Multiple calls to __tls_get_addr in the same function
The following code calls __tls_get_addr multiple times instead of once:
int x;
int y;
void foo() {
x = 1;
y = 2;
}
This is the generated asm:
void example.foo():
push rax
data16
lea rdi, [rip + int example.x@TLSGD]
data16
data16
rex64
call __tls_get_addr@PLT
mov dword ptr [rax], 1
data16
lea rdi, [rip + int example.y@TLSGD]
data16
data16
rex64
call __tls_get_addr@PLT
mov dword ptr [rax], 2
pop rax
ret
https://godbolt.org/z/orx4eG7G1
Using -fthread-model=local-exec produces the same asm as clang by default:
void example.foo():
mov dword ptr fs:[int example.x@TPOFF], 1
mov dword ptr fs:[int example.y@TPOFF], 2
ret
No idea as to whether our default is sane, but TLS variables are way more common in D than in C++.
Clang emits the globals as dso_local in IR, something we don't (but https://github.com/ldc-developers/ldc/pull/3713 would probably have done).

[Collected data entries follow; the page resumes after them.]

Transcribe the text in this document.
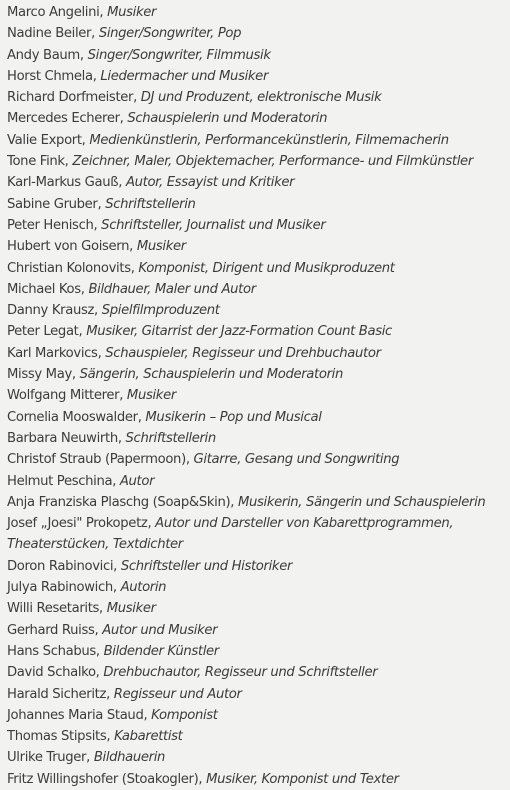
Marco Angelini, Musiker
Nadine Beiler, Singer/Songwriter, Pop
Andy Baum, Singer/Songwriter, Filmmusik
Horst Chmela, Liedermacher und Musiker
Richard Dorfmeister, DJ und Produzent, elektronische Musik
Mercedes Echerer, Schauspielerin und Moderatorin
Valie Export, Medienkünstlerin, Performancekünstlerin, Filmemacherin
Tone Fink, Zeichner, Maler, Objektemacher, Performance- und Filmkünstler
Karl-Markus Gauß, Autor, Essayist und Kritiker
Sabine Gruber, Schriftstellerin
Peter Henisch, Schriftsteller, Journalist und Musiker
Hubert von Goisern, Musiker
Christian Kolonovits, Komponist, Dirigent und Musikproduzent
Michael Kos, Bildhauer, Maler und Autor
Danny Krausz, Spielfilmproduzent
Peter Legat, Musiker, Gitarrist der Jazz-Formation Count Basic
Karl Markovics, Schauspieler, Regisseur und Drehbuchautor
Missy May, Sängerin, Schauspielerin und Moderatorin
Wolfgang Mitterer, Musiker
Cornelia Mooswalder, Musikerin – Pop und Musical
Barbara Neuwirth, Schriftstellerin
Christof Straub (Papermoon), Gitarre, Gesang und Songwriting
Helmut Peschina, Autor
Anja Franziska Plaschg (Soap&Skin), Musikerin, Sängerin und Schauspielerin
Josef „Joesi" Prokopetz, Autor und Darsteller von Kabarettprogrammen, Theaterstücken, Textdichter
Doron Rabinovici, Schriftsteller und Historiker
Julya Rabinowich, Autorin
Willi Resetarits, Musiker
Gerhard Ruiss, Autor und Musiker
Hans Schabus, Bildender Künstler
David Schalko, Drehbuchautor, Regisseur und Schriftsteller
Harald Sicheritz, Regisseur und Autor
Johannes Maria Staud, Komponist
Thomas Stipsits, Kabarettist
Ulrike Truger, Bildhauerin
Fritz Willingshofer (Stoakogler), Musiker, Komponist und Texter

If I'm reading the definitions correctly, I believe globals should be dso_local by default for dynamic libraries unless marked as weak - just like clang.
This should reduce the amount of calls to __tls_get_addr.
Using
-fthread-model=local-execproduces the same asm as clang by default:void example.foo(): mov dword ptr fs:[int example.x@TPOFF], 1 mov dword ptr fs:[int example.y@TPOFF], 2 retNo idea as to whether our default is sane, but TLS variables are way more common in D than in C++.
I'd have thought that the PIC flag would be a better gate for determining which should be the default (GDC does initial-exec without, and global-dynamic with -fPIC).
Memoization of TLS reads could spell out trouble though, and it has caused trouble with shared Fibers. Which having a quick look, both ldc and gdc do some level of mitigating against.
A further note, given that backend optimization passes such as CSE tend not to consider thread locals, it is better to err on the side of caution.